これまでも私たちは、公共発注の中で、労働者の生活と権利をまもるために公契約条例の制定をもとめてきました。民民の話として、基本的に否定的です。しかし、自治体が「その賃金だけでは生活できない」労働者を作り出さないための努力も存在します。兵庫県芦屋市では、市長が労働組合に「委託労働者の賃金・労働条件が適正に確保されるよう調査と指導を行う」と文書で約束しています。滋賀県や熊本市・和歌山市などでは、指定管理者の公募要件のひとつとして、労働者の賃金単価基準を設定・公表しています。熊本市では、市の一般職職員給料表等を参考に人件費単価表を作成しています。
高知市長は、9月議会でも青年の雇用の実態に深い理解をしめしましたが、矛盾する話です。
また、アウトソーシングにあたっては地元企業、地元団体優先を方針としてますが、本質的な矛盾を感じています。

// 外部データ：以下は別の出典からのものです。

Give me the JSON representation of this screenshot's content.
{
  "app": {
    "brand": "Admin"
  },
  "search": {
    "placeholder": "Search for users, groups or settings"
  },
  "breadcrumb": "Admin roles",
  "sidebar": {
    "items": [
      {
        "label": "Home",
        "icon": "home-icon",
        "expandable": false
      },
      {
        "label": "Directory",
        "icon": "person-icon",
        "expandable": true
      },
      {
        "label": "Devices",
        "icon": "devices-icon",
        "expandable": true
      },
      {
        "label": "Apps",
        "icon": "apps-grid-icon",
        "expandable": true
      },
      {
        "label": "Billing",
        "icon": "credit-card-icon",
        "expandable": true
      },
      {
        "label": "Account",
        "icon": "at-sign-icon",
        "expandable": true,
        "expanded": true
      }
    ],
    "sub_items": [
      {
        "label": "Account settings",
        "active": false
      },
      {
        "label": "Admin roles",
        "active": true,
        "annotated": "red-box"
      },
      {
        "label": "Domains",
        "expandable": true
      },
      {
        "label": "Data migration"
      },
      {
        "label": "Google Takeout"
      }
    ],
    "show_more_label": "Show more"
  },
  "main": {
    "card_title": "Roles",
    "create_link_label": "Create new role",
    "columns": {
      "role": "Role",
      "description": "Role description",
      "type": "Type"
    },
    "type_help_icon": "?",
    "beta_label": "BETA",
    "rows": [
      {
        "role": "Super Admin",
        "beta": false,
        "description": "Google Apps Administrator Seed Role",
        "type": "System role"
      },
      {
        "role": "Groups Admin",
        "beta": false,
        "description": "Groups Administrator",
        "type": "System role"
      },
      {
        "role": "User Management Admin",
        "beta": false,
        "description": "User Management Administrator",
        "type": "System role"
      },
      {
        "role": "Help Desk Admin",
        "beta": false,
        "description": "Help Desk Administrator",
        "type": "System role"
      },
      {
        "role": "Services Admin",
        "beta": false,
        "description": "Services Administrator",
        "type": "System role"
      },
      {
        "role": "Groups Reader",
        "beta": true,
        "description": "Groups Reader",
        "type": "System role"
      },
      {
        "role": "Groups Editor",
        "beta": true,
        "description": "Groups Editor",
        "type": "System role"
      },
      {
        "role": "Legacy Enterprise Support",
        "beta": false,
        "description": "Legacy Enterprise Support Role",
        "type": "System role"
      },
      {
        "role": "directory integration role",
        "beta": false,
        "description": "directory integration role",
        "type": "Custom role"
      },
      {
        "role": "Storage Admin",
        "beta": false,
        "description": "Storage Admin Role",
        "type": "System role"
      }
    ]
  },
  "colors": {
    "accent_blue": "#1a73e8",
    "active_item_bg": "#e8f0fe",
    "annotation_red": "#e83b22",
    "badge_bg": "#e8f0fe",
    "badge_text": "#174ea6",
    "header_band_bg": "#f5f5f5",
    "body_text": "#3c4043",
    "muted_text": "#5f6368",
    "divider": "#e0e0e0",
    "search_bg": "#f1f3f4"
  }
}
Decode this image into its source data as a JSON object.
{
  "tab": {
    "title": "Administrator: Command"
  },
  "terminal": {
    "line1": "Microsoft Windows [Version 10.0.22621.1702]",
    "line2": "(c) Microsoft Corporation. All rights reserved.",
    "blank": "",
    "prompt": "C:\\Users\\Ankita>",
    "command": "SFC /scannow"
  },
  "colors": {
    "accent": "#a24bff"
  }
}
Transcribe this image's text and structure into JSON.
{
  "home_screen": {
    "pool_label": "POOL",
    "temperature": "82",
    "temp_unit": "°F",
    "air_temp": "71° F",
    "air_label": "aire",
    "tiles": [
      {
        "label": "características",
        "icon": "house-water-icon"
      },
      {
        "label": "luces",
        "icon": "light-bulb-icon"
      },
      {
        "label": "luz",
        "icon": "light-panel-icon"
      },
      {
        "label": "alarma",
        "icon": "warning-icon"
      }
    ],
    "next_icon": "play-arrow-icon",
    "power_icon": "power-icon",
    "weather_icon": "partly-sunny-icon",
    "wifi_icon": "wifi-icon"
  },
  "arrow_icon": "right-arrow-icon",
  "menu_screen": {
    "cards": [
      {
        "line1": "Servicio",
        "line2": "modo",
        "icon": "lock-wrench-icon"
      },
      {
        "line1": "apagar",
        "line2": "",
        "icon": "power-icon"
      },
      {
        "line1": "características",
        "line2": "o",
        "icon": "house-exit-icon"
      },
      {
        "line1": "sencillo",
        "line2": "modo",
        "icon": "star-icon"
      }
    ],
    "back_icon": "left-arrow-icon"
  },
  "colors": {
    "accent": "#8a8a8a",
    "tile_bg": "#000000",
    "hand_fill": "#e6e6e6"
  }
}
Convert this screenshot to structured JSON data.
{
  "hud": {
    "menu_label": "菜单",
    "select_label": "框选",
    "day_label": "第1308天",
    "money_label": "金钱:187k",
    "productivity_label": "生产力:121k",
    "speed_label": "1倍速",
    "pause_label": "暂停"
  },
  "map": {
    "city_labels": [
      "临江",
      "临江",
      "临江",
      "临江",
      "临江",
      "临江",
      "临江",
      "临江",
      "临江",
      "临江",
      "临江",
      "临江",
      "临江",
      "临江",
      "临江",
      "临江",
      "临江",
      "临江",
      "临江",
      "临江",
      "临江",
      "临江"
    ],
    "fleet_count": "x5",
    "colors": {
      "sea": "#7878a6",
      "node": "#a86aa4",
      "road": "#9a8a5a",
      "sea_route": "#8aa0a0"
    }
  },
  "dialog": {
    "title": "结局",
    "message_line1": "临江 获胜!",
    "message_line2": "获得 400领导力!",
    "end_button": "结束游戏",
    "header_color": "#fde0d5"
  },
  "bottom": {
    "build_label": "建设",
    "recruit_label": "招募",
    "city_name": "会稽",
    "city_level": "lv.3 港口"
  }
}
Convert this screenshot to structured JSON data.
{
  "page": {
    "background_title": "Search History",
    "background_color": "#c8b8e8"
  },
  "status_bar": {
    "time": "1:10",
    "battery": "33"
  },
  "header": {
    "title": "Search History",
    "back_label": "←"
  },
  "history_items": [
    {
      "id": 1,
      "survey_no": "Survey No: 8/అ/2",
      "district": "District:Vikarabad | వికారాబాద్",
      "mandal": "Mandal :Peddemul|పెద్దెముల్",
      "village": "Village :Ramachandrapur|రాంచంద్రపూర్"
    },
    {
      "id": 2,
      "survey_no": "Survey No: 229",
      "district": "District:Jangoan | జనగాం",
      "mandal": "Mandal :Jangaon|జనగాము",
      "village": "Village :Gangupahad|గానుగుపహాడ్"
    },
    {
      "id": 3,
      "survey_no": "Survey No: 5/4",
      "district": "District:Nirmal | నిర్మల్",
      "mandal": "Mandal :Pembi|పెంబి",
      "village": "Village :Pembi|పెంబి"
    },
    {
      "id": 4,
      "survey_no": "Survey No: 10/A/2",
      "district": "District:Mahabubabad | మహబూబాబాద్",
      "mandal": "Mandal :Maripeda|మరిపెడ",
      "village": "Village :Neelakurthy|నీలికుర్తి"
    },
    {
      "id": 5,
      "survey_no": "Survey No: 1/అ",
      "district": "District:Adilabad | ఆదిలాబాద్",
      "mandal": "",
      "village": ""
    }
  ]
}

総務省は、今年6月、「公の施設の指定管理者制度の導入状況に関する調査」にもとづき、指定取り消し状況の結果について公表しました。たとえば、上越市では、光ヶ丘高原観光総合施設など3施設の指定管理者になった新井リゾートマネジメントは、本業のスキー場、ホテルなどがシーズン中豪雪の影響で入りが伸びず売り上げが低迷、買掛金の支払いが出来ず、2006年7月に営業を停止、解散し、わずか3ヶ月で指定取り消しになりました。市は暫定的な措置として直営に戻し、現在も直営で管理・運営しています。 こうした事態を受けて、上越市議会では、指定管理者の選定方法や不測の事態にかかわる管理運営のあり方について意見が集中し、指定管理者選定委員会でも財務状況が指摘されていただけに「指定業務以外の本体のチェックはなかったのか」「定期的に経営状況全体の報告がもらえる手立てを」との声が上がり、理事者側は「施設サービスの低下を招かない手法を検討していく」と答弁しています。
公の業務をアウトソーシングするとなると、安全性をはじめ市民サービスの質の確保、また、事故が起こった場合の賠償責任にたえられるか、など経営体としの健全性がもとめられています。
そういう民間企業や団体が、受け皿として地元に存在しているのか。質を確保しようと思えば、例えば、福寿園の調理がシダックスに委託されているように県外資本がはってくることが容易に考えられます。委託料金の一部が非正規雇用の賃金として地元に還流するだけで、貴重な税金が県外に流出してしまいます。
雇用創出という説明は、まやかしでしかない、そう思います。